Appl Environ Microbiol 1991,57(4):1213–1217 PubMed Authors’ contr

Appl Environ Microbiol 1991,57(4):1213–1217.PubMed Authors’ contributions MP selleck compound participated in the design of experimental work and manuscript writing. She carried out transposon mutagenesis screen, most phenol tolerance and killing assays, and flow cytometry analysis. HI constructed mutant strains.

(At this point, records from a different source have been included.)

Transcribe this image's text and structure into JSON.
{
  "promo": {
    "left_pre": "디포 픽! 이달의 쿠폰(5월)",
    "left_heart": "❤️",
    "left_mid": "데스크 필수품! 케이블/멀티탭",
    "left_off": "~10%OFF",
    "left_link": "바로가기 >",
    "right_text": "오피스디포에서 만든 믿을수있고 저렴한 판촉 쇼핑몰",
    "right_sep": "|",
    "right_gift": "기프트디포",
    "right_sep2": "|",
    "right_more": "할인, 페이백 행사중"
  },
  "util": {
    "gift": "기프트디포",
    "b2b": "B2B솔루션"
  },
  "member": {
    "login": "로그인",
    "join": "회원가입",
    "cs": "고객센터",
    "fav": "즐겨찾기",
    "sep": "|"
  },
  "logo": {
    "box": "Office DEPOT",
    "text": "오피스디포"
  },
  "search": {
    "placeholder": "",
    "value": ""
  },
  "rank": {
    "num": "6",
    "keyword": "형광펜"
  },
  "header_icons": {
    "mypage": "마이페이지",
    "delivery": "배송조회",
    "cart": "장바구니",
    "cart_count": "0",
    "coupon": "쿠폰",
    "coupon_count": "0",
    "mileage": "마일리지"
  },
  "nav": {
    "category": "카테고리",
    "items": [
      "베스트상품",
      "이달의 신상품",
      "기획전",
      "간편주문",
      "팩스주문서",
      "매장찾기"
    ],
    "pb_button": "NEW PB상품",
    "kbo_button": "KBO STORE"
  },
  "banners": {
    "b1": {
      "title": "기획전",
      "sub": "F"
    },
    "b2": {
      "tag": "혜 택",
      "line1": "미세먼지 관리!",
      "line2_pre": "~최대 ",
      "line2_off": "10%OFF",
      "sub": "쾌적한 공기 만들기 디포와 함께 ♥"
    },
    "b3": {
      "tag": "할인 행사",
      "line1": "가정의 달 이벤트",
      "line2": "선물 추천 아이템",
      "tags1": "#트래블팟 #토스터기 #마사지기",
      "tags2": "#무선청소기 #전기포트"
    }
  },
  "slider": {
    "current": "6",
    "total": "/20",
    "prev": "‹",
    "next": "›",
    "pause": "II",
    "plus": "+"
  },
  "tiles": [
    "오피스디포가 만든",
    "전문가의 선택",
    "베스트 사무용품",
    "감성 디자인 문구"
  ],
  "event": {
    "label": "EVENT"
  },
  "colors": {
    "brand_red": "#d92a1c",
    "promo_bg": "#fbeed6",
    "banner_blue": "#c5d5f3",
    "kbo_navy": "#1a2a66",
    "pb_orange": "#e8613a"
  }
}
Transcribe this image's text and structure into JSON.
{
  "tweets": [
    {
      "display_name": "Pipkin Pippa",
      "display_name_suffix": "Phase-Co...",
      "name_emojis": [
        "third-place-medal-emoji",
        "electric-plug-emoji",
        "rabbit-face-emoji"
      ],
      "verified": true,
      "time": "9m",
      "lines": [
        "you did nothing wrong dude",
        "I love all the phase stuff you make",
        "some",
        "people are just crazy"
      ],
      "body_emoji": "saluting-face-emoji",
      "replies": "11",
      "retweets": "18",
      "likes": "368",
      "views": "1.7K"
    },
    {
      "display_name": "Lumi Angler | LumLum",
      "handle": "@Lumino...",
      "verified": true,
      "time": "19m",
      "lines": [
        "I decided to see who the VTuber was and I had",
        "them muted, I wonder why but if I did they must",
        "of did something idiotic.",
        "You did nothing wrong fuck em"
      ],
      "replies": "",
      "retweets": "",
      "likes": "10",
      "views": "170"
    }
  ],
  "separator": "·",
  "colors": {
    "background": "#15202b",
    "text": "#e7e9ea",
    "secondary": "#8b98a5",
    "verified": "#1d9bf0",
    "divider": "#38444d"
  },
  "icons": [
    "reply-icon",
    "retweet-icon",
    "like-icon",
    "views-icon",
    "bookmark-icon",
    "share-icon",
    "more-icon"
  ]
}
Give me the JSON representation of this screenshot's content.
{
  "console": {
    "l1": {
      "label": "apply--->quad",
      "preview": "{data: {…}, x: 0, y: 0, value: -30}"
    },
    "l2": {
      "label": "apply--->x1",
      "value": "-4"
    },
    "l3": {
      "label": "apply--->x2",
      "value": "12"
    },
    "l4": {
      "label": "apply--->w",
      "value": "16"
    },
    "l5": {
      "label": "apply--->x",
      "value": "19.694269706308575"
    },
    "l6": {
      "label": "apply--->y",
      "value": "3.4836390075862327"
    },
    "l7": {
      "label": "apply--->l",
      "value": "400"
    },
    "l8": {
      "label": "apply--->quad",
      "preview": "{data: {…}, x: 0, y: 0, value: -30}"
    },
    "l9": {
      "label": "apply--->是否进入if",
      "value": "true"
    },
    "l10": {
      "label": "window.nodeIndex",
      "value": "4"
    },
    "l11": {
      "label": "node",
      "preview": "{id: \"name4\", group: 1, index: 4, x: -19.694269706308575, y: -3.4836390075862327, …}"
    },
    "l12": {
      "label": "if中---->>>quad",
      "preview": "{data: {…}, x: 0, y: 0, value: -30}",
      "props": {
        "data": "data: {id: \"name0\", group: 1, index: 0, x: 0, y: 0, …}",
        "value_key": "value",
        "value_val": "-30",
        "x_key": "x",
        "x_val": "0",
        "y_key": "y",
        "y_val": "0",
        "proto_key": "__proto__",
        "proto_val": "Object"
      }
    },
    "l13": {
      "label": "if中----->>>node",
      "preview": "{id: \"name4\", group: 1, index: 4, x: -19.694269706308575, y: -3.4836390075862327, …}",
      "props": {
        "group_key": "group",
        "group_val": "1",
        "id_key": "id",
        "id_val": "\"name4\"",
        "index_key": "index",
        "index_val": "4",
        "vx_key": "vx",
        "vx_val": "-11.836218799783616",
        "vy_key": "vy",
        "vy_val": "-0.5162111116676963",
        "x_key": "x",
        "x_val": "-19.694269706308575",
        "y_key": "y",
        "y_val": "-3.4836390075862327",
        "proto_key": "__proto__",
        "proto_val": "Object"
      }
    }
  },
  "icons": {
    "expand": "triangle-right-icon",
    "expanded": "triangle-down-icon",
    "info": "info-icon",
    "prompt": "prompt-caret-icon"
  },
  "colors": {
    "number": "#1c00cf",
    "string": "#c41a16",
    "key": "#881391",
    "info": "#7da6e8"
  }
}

LL contributed to the mutagenesis screen and phenol tolerance assays. MK participated in manuscript editing. RH performed enzyme measurements and coordinated experimental work and manuscript LY2603618 chemical structure editing. All authors read and approved the final manuscript.”
“Background Tuberculosis (TB) is among the top three leading causes of death by a single infectious agent worldwide. The situation is further aggravated by the increased susceptibility of human immunodeficiency virus (HIV)-positive people to infection with Mycobacterium tuberculosis [1], and by the emergence of multidrug-resistant (MDR)-TB strains in many geographical areas [2]. An estimate of nearly 9.2 million cases of TB

AZD0156 mw occurred during 2007, 4.1 million of which corresponded to new smear-positive cases and 14.8% were reported among HIV-positive people [3]. Unfortunately, the bacillus Calmette-Guérin (BCG) vaccine is insufficient to control the worldwide spread of this health threat, especially since it is contraindicated for HIV-positive people and has a variable efficacy, mostly due to its low capacity to stimulate the broad cell spectrum needed for inducing an effective immune response

[4, 5]. Therefore, a large body of research has focused on searching for new specific antigens of M. tuberculosis that could be used as new prophylactic alternatives with the aim of replacing or improving the currently available BCG vaccine [6–8]. The publication of the complete M. tuberculosis H37Rv genome sequence has opened a gate for the identification of genes that encode M. tuberculosis antigens putatively able to trigger an effective immune response Leukotriene-A4 hydrolase and that could therefore be interesting as potential components of antituberculous subunit vaccines [9, 10]. The immunological properties of these predicted M. tuberculosis-specific antigens have been characterized mainly using recombinant proteins [11]. Synthetic peptides have been also used with success for screening pathogen-specific genome regions of putative protective importance in order to identify T-cell reactivity [12]. In TB, synthetic peptides have shown good results for diagnosing TB in cattle [13] and in a protective vaccine tested in mice [14]. The first encounter between M. tuberculosis and the host cell occurs via an array of different receptor molecules, including complement receptors, the mannose receptor, the dendritic cell-specific intercellular adhesion molecule (ICAM)-3-grabbing nonintegrin (DC-SIGN), and Fc receptors [15].